Very uncertain timesWe wait with deep trepidation the outcome of the first summit between the globe’s two superpowers, whose leaders are promising renaissances for their countries under the parallel slogans “America First” and “The Chinese Dream.” The future of the Korean Peninsula and North Korean nuclear and missile threats top the agenda of the first meeting of U.S. President Donald Trump and Chinese President Xi Jinping. Seoul remains an outsider even as their talks will probably directly affect the lives of the Korean people. In normal times, Seoul officials would have been closely briefed on the issues to be tabled at the talks between the U.S. and Chinese leaders and their progress.
But Seoul suffers from a leadership vacuum after the removal of the president and ahead of the presidential snap election. So it does not have any say in ongoing discussions that could possibly involve a preemptive strike on North Korea. Some compare the current situation to the Yalta Conference among allied forces following World War II that led to the division of the Korean Peninsula. Permission for that was not sought from Koreans.

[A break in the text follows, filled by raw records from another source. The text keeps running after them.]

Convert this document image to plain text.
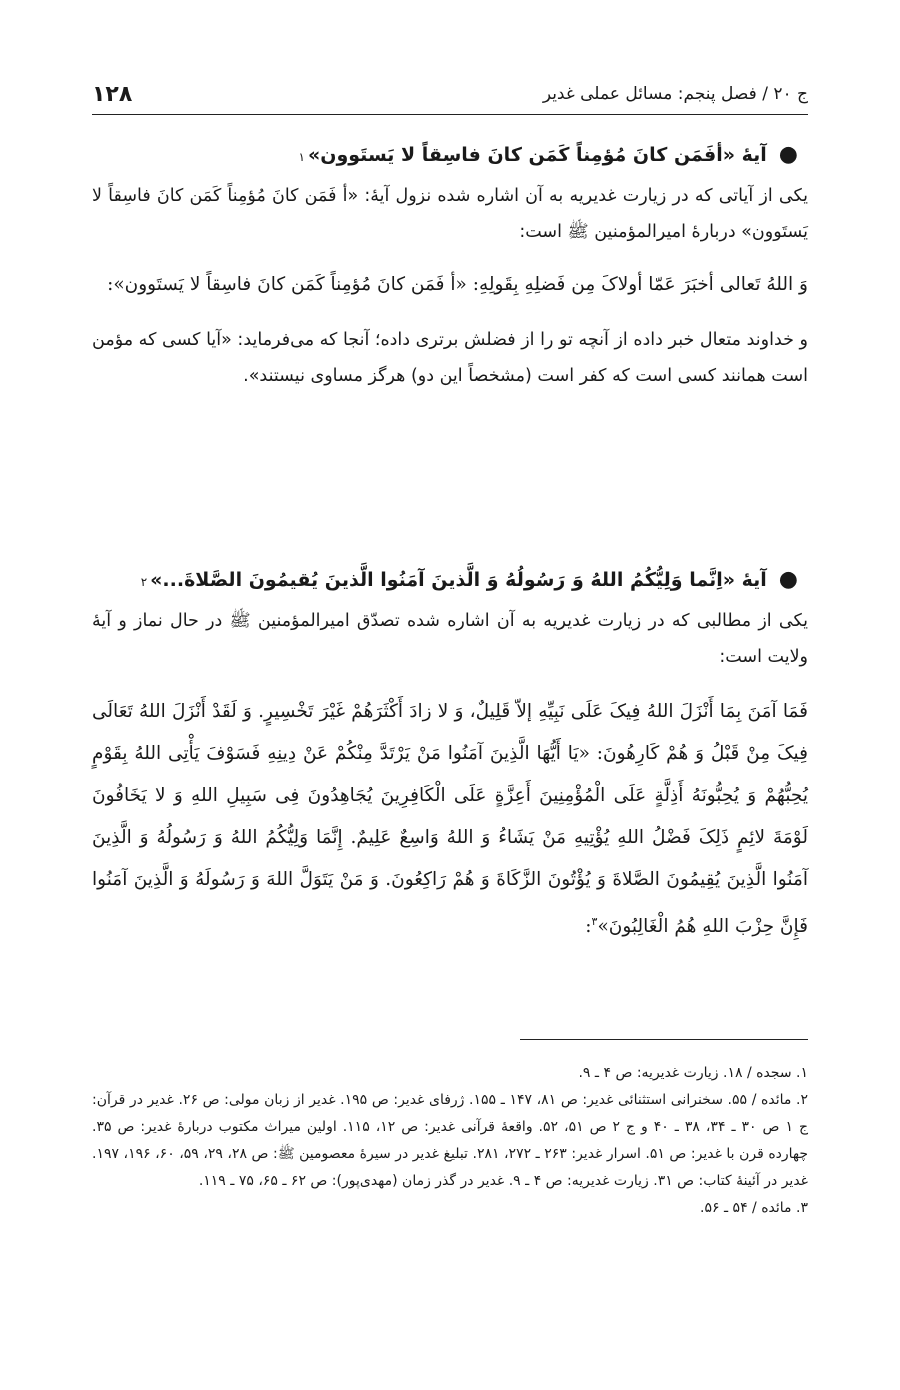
ج ۲۰ / فصل پنجم: مسائل عملی غدیر
۱۲۸
●
آیهٔ «أفَمَن کانَ مُؤمِناً کَمَن کانَ فاسِقاً لا یَستَوون»
۱

یکی از آیاتی که در زیارت غدیریه به آن اشاره شده نزول آیهٔ: «أ فَمَن کانَ مُؤمِناً کَمَن کانَ فاسِقاً لا یَستَوون» دربارهٔ امیرالمؤمنین ﷺ است:

وَ اللهُ تَعالی أخبَرَ عَمّا أولاکَ مِن فَضلِهِ بِقَولِهِ: «أ فَمَن کانَ مُؤمِناً کَمَن کانَ فاسِقاً لا یَستَوون»:

و خداوند متعال خبر داده از آنچه تو را از فضلش برتری داده؛ آنجا که می‌فرماید: «آیا کسی که مؤمن است همانند کسی است که کفر است (مشخصاً این دو) هرگز مساوی نیستند».

●
آیهٔ «اِنَّما وَلِیُّکُمُ اللهُ وَ رَسُولُهُ وَ الَّذینَ آمَنُوا الَّذینَ یُقیمُونَ الصَّلاةَ...»
۲

یکی از مطالبی که در زیارت غدیریه به آن اشاره شده تصدّق امیرالمؤمنین ﷺ در حال نماز و آیهٔ ولایت است:

فَمَا آمَنَ بِمَا أَنْزَلَ اللهُ فِیکَ عَلَى نَبِیِّهِ إلاّ قَلِیلٌ، وَ لا زادَ أَکْثَرَهُمْ غَیْرَ تَخْسِیرٍ. وَ لَقَدْ أَنْزَلَ اللهُ تَعَالَى فِیکَ مِنْ قَبْلُ وَ هُمْ کَارِهُونَ: «یَا أَیُّهَا الَّذِینَ آمَنُوا مَنْ یَرْتَدَّ مِنْکُمْ عَنْ دِینِهِ فَسَوْفَ یَأْتِی اللهُ بِقَوْمٍ یُحِبُّهُمْ وَ یُحِبُّونَهُ أَذِلَّةٍ عَلَى الْمُؤْمِنِینَ أَعِزَّةٍ عَلَى الْکَافِرِینَ یُجَاهِدُونَ فِی سَبِیلِ اللهِ وَ لا یَخَافُونَ لَوْمَةَ لائِمٍ ذَلِکَ فَضْلُ اللهِ یُؤْتِیهِ مَنْ یَشَاءُ وَ اللهُ وَاسِعٌ عَلِیمٌ. إِنَّمَا وَلِیُّکُمُ اللهُ وَ رَسُولُهُ وَ الَّذِینَ آمَنُوا الَّذِینَ یُقِیمُونَ الصَّلاةَ وَ یُؤْتُونَ الزَّکَاةَ وَ هُمْ رَاکِعُونَ. وَ مَنْ یَتَوَلَّ اللهَ وَ رَسُولَهُ وَ الَّذِینَ آمَنُوا فَإِنَّ حِزْبَ اللهِ هُمُ الْغَالِبُونَ»$^۳$:

۱. سجده / ۱۸. زیارت غدیریه: ص ۴ ـ ۹.

۲. مائده / ۵۵. سخنرانی استثنائی غدیر: ص ۸۱، ۱۴۷ ـ ۱۵۵. ژرفای غدیر: ص ۱۹۵. غدیر از زبان مولی: ص ۲۶. غدیر در قرآن: ج ۱ ص ۳۰ ـ ۳۴، ۳۸ ـ ۴۰ و ج ۲ ص ۵۱، ۵۲. واقعهٔ قرآنی غدیر: ص ۱۲، ۱۱۵. اولین میراث مکتوب دربارهٔ غدیر: ص ۳۵. چهارده قرن با غدیر: ص ۵۱. اسرار غدیر: ۲۶۳ ـ ۲۷۲، ۲۸۱. تبلیغ غدیر در سیرهٔ معصومین ﷺ: ص ۲۸، ۲۹، ۵۹، ۶۰، ۱۹۶، ۱۹۷. غدیر در آئینهٔ کتاب: ص ۳۱. زیارت غدیریه: ص ۴ ـ ۹. غدیر در گذر زمان (مهدی‌پور): ص ۶۲ ـ ۶۵، ۷۵ ـ ۱۱۹.

۳. مائده / ۵۴ ـ ۵۶.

It’s hard not to worry about the “Korea Passing” syndrome, where Seoul is neglected in major decisions by global powers.
Seoul officials did try to play a role. National Security Adviser Kim Kwan-jin spoke with his counterpart Herbert McMaster in the Trump administration. Our officials explained Seoul’s stance on North Korean issues to State Secretary Rex Tillerson and Joseph Yun, U.S. Special Envoy for North Korea policy, during their visit to Korea last month.
Still, Seoul has lost influence. Japanese Prime Minister Shinzo Abe, who formed a personal connection with Trump through summit talks, had a phone conversation with the U.S. president before the meeting with Xi and pleaded for a joint front against North Korean nuclear and missile threats.
North Korea is ready to carry out its sixth nuclear test. Despite his campaign pledge to lessen American engagement in conflict zones, Trump Thursday night ordered airstrikes on a Syrian airfield to retaliate for a chemical weapons attack. His quick action suggests he could be true to his word of claiming the U.S. could act alone to punish North Korea. Tensions on the Korean Peninsula have not been so high since the end of the Korean War. Senior officials must keep close contact with Washington and make most of the April 16-18 visit by Vice President Mike Pence.